Experimental Example 4

[0071] A half-cell was fabricated as in Experimental example 1, but the product of Preparation example 1 was replaced by the product NiV.sub.13 of Preparation example 4. Then, the cycle performance and the Coulomb efficiency of the lithium-ion half-cell at current densities of 0.1 A/g and 5 A/g were measured to obtain FIG. 9A. Then, the constant current charge and discharge of the lithium-ion half-cell at different current densities were measured to obtain FIG. 9B.

[0072] It may be obtained from FIG. 9A and FIG. 9B that electrode materials including NiV.sub.13 lithium-ion half-cells have high capacity (capacity of 700 mA h g.sup.−1 at current density of 0.1 A/g), fast charge and discharge (capacities of 482 mA h g.sup.−1 and 331 mA h g.sup.−1 at high charge rates of 1 A/g and 5 A/g, respectively), and long cycle stability.

[0073] In addition, the electrode sheet (electrode material NiV.sub.13 made according to the method of Experimental example 1, a separator (Celgard® 2500), and an active carbon positive electrode sheet were formed into a lithium-ion capacitor, and 1M LiPF.sub.6 in EC and DEC (volume ratio 1:1) was used as the electrolyte for electrochemical specific detection. The results are shown in FIG. 9C and FIG. 9D.

[0074] It may be seen from FIG. 9C that the capacity may be maintained above a predetermined value at different current densities. From FIG. 9D, it may be seen that the lithium-ion capacitor of Experimental example 4 has good cycle performance at a large current density of 2 A/g.

[0075] The electrochemical performance of NiV.sub.13 with commercial activated carbon (YP80F) for the positive electrode is shown in FIG. 9E. At a power density of 169 W kg.sup.−1 to 8821 W kg.sup.−1, the energy density is 140 W h kg.sup.−1 to 52 W h kg.sup.−1, and the electrochemical performance thereof is better than Experimental example 3. Therefore, the lithium-ion capacitor of Experimental example 4 (electrode material NiV.sub.13) may also take into account the performance of both power density and energy density.

[0076] Based on the above, the electrode material of the invention has a larger molecular structure and a large amount of transition metal.
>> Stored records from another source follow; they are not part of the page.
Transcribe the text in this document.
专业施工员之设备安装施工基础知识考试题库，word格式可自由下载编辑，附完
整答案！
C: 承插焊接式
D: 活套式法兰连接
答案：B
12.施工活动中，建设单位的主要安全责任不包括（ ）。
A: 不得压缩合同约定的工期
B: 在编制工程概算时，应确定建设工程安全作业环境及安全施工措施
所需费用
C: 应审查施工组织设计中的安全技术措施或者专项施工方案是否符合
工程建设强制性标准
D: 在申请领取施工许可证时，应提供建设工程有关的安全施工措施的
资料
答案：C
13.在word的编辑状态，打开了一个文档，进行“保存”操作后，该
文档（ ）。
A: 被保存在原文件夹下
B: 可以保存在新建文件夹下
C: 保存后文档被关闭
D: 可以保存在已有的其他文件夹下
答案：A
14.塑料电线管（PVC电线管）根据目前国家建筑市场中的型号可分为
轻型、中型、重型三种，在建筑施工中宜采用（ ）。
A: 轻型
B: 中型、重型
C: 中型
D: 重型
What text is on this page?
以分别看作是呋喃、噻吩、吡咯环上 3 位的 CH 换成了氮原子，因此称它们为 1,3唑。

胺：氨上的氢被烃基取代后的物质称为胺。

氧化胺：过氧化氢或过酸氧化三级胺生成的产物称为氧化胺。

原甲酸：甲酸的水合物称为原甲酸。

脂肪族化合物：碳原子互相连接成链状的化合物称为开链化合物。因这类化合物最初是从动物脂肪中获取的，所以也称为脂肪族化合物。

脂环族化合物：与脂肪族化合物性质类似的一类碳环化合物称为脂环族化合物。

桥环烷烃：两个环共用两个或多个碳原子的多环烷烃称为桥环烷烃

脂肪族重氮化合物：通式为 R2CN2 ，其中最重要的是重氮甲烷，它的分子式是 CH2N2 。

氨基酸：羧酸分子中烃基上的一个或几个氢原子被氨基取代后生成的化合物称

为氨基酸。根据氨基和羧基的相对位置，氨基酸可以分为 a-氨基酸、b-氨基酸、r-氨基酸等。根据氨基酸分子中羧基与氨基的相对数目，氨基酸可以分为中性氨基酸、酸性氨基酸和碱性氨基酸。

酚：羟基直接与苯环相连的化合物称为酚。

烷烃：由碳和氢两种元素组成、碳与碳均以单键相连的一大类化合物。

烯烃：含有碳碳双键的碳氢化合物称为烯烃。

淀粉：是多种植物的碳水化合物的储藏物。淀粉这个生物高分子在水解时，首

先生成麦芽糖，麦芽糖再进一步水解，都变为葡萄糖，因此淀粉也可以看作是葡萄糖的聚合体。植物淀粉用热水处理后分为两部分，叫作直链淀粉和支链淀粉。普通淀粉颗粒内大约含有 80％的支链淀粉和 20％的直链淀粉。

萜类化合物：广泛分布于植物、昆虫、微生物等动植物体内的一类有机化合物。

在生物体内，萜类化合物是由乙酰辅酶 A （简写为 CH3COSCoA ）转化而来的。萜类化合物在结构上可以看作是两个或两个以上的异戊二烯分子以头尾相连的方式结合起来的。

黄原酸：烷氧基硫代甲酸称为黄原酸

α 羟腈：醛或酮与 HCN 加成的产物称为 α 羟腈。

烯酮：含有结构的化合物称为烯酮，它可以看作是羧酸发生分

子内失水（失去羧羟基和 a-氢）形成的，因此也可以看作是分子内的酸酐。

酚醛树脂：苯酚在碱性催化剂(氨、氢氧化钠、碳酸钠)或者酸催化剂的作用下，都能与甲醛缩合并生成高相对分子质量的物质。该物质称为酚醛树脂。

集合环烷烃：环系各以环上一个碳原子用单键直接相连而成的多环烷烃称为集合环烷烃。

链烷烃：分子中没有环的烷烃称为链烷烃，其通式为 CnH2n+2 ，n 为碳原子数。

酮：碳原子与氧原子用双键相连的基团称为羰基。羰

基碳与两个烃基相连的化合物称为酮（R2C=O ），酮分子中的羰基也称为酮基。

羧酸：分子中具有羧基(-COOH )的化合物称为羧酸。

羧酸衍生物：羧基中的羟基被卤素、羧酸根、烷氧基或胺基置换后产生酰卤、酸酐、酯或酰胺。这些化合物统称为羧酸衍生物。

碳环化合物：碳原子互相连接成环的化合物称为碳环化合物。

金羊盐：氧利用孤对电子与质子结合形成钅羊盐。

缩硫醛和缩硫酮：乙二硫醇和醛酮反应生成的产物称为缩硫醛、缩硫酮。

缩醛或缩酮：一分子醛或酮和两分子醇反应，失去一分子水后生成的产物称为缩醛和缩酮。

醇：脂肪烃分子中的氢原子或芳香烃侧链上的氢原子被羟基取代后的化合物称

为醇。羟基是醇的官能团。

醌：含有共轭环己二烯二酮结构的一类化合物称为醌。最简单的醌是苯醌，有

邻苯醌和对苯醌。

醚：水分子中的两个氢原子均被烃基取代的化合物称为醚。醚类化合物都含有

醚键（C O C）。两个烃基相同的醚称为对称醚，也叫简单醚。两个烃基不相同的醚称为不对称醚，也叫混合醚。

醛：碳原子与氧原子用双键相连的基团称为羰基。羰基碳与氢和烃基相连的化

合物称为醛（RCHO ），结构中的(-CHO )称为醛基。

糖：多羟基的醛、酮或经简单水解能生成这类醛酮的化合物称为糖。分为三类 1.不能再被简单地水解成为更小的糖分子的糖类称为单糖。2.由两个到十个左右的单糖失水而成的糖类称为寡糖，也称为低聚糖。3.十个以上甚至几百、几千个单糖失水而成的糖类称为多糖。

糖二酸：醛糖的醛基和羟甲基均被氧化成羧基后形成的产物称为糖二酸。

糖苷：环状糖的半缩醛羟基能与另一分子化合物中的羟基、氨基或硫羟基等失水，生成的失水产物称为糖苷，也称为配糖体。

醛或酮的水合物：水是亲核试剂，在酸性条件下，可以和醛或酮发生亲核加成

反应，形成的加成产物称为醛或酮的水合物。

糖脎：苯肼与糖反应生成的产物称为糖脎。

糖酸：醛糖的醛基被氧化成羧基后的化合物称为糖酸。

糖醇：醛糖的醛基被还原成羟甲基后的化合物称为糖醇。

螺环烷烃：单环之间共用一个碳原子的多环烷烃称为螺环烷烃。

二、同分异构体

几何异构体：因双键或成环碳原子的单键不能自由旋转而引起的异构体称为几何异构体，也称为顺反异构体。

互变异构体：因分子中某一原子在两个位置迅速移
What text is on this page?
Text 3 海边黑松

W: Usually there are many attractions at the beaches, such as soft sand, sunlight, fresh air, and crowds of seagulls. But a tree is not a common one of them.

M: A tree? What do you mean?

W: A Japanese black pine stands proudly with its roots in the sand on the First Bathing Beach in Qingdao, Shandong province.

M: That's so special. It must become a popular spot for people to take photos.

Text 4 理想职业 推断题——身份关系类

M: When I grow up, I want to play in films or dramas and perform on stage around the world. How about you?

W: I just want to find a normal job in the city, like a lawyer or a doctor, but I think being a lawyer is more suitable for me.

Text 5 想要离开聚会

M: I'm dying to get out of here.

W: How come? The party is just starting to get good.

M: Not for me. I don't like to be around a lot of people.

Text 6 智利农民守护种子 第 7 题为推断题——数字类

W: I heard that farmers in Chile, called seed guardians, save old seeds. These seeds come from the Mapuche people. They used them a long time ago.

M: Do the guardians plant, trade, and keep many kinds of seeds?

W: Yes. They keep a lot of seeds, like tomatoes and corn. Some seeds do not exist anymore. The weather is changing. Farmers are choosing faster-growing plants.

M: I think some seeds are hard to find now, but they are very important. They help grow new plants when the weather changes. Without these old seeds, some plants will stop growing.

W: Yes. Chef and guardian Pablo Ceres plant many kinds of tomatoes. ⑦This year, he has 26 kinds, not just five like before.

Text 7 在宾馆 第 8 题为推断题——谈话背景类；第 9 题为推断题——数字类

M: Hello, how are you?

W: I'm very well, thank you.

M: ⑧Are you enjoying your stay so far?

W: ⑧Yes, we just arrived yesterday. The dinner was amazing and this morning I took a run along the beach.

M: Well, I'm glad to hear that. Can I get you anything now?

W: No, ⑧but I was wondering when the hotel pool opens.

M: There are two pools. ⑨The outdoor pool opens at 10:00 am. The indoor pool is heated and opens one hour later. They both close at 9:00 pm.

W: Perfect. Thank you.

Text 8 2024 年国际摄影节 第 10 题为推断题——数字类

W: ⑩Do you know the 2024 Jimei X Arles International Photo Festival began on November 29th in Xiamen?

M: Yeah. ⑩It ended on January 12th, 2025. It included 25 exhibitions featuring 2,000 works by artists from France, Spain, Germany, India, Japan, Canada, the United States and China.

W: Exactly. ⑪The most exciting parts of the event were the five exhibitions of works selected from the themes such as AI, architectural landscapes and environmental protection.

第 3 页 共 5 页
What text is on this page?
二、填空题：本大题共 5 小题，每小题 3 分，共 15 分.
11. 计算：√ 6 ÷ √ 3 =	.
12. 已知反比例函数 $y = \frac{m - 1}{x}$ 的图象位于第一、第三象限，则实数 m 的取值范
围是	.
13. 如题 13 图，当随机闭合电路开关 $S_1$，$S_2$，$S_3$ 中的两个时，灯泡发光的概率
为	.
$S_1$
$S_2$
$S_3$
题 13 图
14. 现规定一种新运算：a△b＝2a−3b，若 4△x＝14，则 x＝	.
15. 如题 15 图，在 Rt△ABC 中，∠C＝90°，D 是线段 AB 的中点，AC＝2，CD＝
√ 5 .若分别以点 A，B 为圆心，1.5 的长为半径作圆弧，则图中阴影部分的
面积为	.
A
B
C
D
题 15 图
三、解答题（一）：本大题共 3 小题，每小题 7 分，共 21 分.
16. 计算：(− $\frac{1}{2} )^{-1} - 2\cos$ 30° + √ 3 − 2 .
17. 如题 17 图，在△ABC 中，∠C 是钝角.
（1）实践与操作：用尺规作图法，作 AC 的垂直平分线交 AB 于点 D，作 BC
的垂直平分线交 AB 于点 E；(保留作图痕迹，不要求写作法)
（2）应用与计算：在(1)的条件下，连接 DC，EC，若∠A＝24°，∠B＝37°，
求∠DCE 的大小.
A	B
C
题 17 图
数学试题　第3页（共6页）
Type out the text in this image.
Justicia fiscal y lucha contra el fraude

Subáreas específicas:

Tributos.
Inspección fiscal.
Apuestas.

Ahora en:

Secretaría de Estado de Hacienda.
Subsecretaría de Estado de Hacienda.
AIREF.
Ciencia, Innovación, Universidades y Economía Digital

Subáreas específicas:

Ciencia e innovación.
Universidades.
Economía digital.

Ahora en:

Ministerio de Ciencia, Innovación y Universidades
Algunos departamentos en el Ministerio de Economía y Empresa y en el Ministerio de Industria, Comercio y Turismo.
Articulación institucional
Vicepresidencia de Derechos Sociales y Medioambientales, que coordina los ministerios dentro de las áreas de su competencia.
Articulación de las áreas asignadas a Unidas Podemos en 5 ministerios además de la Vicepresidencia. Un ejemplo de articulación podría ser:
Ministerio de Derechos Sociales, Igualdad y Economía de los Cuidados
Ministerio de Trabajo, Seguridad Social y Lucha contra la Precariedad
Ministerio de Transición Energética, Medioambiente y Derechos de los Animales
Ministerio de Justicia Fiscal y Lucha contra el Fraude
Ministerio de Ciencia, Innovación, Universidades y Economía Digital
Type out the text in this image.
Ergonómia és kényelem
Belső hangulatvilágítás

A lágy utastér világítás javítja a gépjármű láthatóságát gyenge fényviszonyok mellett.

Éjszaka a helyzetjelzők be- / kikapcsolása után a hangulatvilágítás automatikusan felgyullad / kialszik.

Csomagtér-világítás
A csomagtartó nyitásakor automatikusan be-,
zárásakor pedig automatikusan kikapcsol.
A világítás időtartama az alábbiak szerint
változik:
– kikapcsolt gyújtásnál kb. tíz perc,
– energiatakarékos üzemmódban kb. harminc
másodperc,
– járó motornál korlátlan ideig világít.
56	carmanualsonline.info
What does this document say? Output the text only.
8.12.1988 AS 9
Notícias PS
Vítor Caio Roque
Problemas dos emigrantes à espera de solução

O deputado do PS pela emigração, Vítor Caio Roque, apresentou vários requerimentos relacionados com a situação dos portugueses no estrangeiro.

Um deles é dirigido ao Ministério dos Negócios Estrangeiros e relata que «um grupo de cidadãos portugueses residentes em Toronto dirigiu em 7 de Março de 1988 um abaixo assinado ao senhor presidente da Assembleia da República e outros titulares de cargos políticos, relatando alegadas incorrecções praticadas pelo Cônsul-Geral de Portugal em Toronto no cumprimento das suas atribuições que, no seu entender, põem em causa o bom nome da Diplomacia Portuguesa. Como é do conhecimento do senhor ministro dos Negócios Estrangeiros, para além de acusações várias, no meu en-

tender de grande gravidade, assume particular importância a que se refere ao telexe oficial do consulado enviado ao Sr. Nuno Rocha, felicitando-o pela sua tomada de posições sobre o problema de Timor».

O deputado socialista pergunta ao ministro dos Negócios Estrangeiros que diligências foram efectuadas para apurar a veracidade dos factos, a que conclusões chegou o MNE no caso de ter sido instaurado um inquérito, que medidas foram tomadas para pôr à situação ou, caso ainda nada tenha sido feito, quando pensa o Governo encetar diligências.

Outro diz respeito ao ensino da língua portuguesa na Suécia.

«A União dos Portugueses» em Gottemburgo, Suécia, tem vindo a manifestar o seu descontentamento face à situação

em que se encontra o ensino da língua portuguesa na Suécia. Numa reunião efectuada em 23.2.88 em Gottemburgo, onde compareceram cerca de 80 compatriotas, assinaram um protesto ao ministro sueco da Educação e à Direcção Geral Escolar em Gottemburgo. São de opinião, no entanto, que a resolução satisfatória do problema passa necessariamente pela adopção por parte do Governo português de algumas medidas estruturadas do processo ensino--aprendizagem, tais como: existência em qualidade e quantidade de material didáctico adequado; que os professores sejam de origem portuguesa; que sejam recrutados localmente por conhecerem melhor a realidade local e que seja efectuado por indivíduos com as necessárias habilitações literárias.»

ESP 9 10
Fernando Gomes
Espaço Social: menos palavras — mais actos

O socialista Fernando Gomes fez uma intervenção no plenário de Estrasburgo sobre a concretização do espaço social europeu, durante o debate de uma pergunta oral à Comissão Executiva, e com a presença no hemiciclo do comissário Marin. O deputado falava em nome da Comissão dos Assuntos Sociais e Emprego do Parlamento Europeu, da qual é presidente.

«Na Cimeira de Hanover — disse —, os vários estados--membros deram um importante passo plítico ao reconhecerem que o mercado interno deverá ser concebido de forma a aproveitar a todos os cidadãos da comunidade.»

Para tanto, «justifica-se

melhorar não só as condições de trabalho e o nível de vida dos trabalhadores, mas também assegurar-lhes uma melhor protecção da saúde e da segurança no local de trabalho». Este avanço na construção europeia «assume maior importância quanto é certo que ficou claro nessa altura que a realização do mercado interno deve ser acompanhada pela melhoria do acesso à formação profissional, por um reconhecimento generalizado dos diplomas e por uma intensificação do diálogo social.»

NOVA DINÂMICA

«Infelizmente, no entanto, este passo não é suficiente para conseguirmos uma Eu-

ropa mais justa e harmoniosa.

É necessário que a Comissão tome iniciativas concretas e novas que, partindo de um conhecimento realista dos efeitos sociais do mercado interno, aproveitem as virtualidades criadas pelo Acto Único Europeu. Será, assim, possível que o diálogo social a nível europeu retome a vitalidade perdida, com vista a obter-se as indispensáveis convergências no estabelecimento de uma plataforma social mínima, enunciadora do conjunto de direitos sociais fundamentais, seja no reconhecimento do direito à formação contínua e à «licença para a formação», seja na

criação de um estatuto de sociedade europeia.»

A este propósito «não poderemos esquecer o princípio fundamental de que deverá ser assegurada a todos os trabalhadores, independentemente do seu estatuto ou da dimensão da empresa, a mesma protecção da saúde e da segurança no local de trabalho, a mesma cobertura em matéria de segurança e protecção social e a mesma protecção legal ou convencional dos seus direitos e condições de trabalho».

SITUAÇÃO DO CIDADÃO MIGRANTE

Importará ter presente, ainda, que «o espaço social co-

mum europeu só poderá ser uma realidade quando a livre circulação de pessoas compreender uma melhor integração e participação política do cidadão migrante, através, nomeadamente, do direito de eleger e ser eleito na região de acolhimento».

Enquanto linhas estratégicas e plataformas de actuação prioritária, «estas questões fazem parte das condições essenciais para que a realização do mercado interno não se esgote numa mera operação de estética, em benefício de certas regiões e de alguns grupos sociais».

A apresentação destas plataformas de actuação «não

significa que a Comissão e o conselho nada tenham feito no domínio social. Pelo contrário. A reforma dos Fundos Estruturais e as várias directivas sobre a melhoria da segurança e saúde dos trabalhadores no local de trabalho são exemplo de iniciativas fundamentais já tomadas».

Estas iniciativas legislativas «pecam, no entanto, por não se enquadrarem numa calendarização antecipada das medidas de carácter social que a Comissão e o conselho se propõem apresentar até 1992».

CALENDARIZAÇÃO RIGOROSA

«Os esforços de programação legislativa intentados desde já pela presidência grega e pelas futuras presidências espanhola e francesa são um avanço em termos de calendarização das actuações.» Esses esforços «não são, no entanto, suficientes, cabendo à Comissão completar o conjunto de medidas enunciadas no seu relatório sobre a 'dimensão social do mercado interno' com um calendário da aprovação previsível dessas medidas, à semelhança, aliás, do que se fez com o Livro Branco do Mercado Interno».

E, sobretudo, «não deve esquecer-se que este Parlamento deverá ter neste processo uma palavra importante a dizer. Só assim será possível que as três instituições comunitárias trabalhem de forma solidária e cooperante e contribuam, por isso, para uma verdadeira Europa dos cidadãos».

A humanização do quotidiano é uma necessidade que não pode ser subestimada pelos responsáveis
Therefore, even after many cycles, the structure still does not collapse and may transfer a lot of electrons. Therefore, the lithium-ion energy storage device having the electrode material may meet the needs of high current density and high capacity at the same time. In addition, after many cycles, the volume does not expand and collapse, and may still maintain higher capacity.

[0077] Although the invention has been described with reference to the above embodiments, it will be apparent to one of ordinary skill in the art that modifications to the described embodiments may be made without departing from the spirit of the disclosure. Accordingly, the scope of the disclosure is defined by the attached claims not by the above detailed descriptions.